Optimizing sequential decision-making under risk: Strategic allocation with switching penalties
Journal article, 2025
This paper considers the multiarmed bandit (MAB) problem augmented with a critical real-world consideration: the cost implications of switching decisions. Our work distinguishes itself by addressing the largely unexplored domain of risk-averse MAB problems compounded by switching penalties. Such scenarios are not just theoretical constructs but are reflective of numerous practical applications. Our contribution is threefold: firstly, we explore how switching costs and risk aversion influence decision-making in MAB problems. Secondly, we present novel theoretical results, including the development of the Risk-Averse Switching Index (RASI), which addresses the dual challenges of risk aversion and switching costs, demonstrating its near-optimal efficacy.

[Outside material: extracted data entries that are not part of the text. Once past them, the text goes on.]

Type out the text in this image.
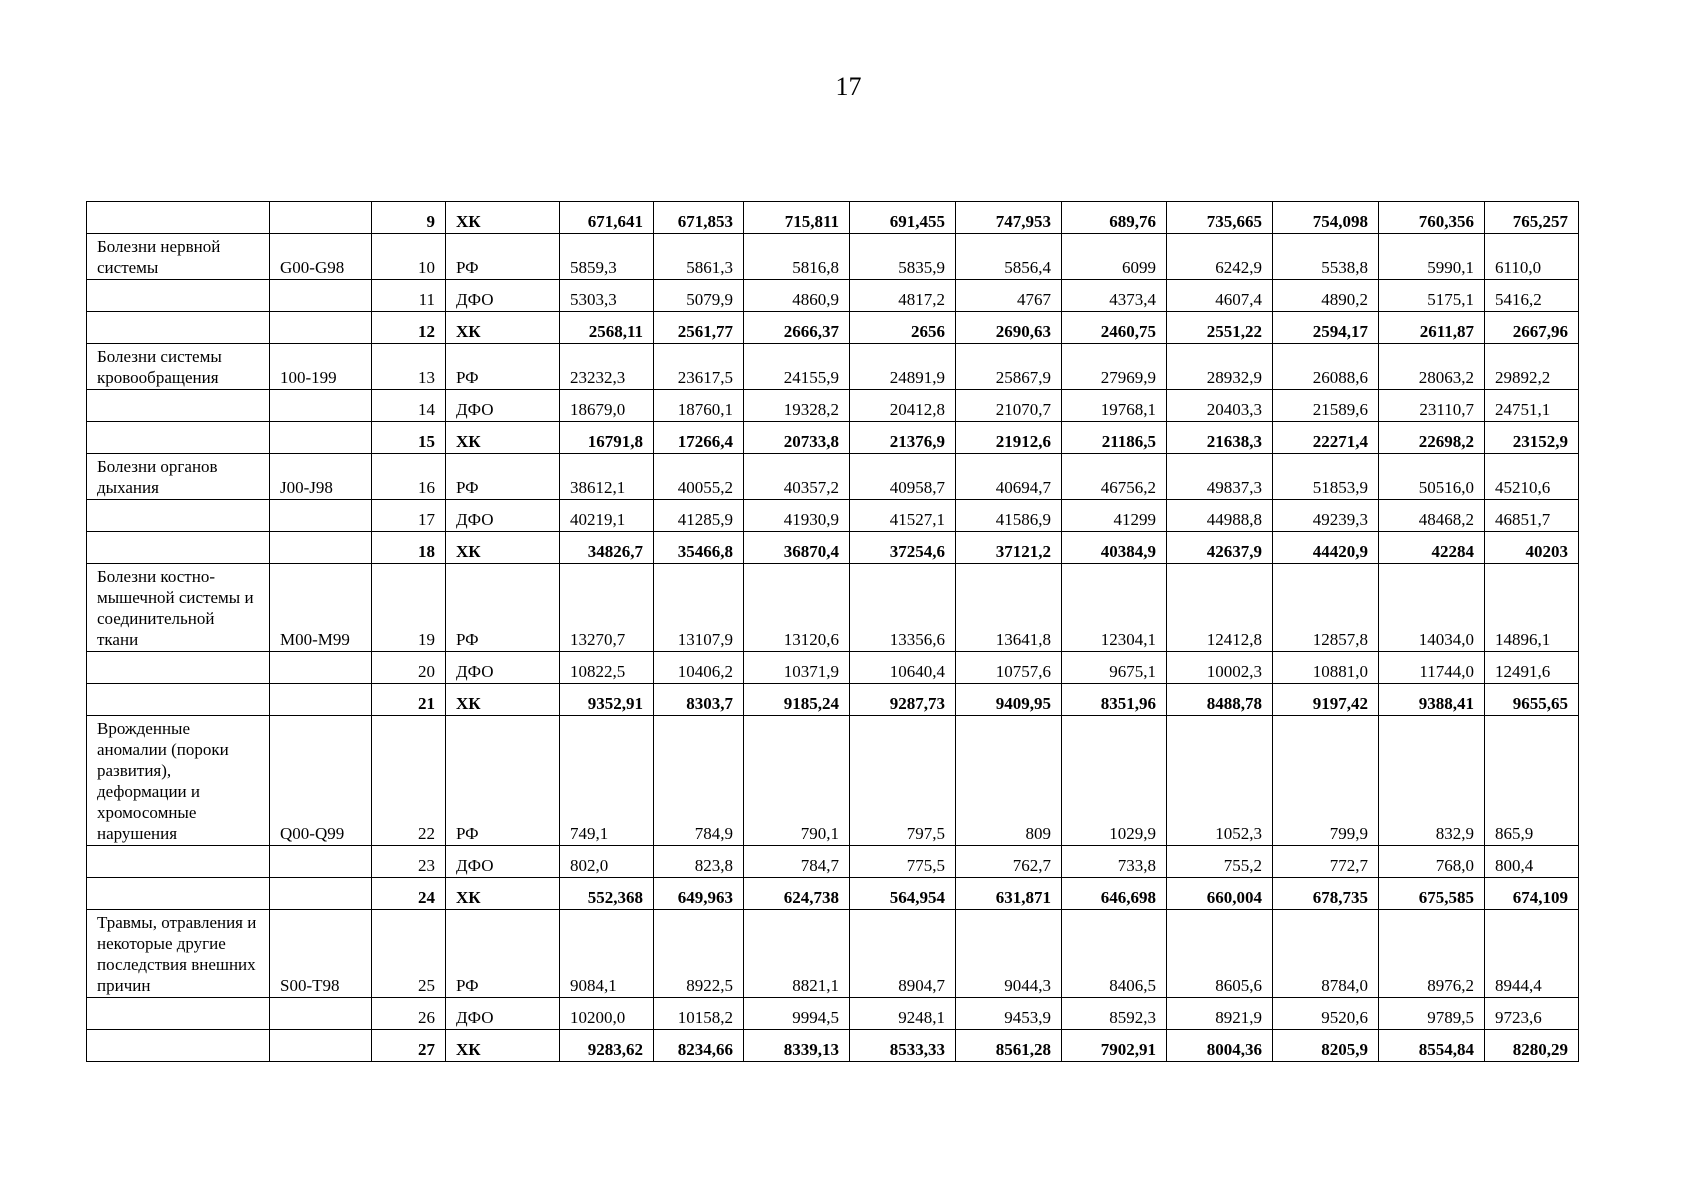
17
		9	ХК	671,641	671,853	715,811	691,455	747,953	689,76	735,665	754,098	760,356	765,257
Болезни нервной системы	G00-G98	10	РФ	5859,3	5861,3	5816,8	5835,9	5856,4	6099	6242,9	5538,8	5990,1	6110,0
		11	ДФО	5303,3	5079,9	4860,9	4817,2	4767	4373,4	4607,4	4890,2	5175,1	5416,2
		12	ХК	2568,11	2561,77	2666,37	2656	2690,63	2460,75	2551,22	2594,17	2611,87	2667,96
Болезни системы кровообращения	100-199	13	РФ	23232,3	23617,5	24155,9	24891,9	25867,9	27969,9	28932,9	26088,6	28063,2	29892,2
		14	ДФО	18679,0	18760,1	19328,2	20412,8	21070,7	19768,1	20403,3	21589,6	23110,7	24751,1
		15	ХК	16791,8	17266,4	20733,8	21376,9	21912,6	21186,5	21638,3	22271,4	22698,2	23152,9
Болезни органов дыхания	J00-J98	16	РФ	38612,1	40055,2	40357,2	40958,7	40694,7	46756,2	49837,3	51853,9	50516,0	45210,6
		17	ДФО	40219,1	41285,9	41930,9	41527,1	41586,9	41299	44988,8	49239,3	48468,2	46851,7
		18	ХК	34826,7	35466,8	36870,4	37254,6	37121,2	40384,9	42637,9	44420,9	42284	40203
Болезни костно-мышечной системы и соединительной ткани	M00-M99	19	РФ	13270,7	13107,9	13120,6	13356,6	13641,8	12304,1	12412,8	12857,8	14034,0	14896,1
		20	ДФО	10822,5	10406,2	10371,9	10640,4	10757,6	9675,1	10002,3	10881,0	11744,0	12491,6
		21	ХК	9352,91	8303,7	9185,24	9287,73	9409,95	8351,96	8488,78	9197,42	9388,41	9655,65
Врожденные аномалии (пороки развития), деформации и хромосомные нарушения	Q00-Q99	22	РФ	749,1	784,9	790,1	797,5	809	1029,9	1052,3	799,9	832,9	865,9
		23	ДФО	802,0	823,8	784,7	775,5	762,7	733,8	755,2	772,7	768,0	800,4
		24	ХК	552,368	649,963	624,738	564,954	631,871	646,698	660,004	678,735	675,585	674,109
Травмы, отравления и некоторые другие последствия внешних причин	S00-T98	25	РФ	9084,1	8922,5	8821,1	8904,7	9044,3	8406,5	8605,6	8784,0	8976,2	8944,4
		26	ДФО	10200,0	10158,2	9994,5	9248,1	9453,9	8592,3	8921,9	9520,6	9789,5	9723,6
		27	ХК	9283,62	8234,66	8339,13	8533,33	8561,28	7902,91	8004,36	8205,9	8554,84	8280,29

This heuristic solution method is grounded in dynamic coherent risk measures, enabling a time-consistent evaluation of risk and reward. Lastly, through rigorous numerical experiments, we validate our algorithm's effectiveness and practical applicability, providing decision-makers with valuable insights and tools for navigating the multifaceted landscape of risk-averse environments with inherent switching costs.
Multiarmed bandit problem
Switching penalties
Dynamic coherent risk measures
Risk-averse decision-making
Stochastic programming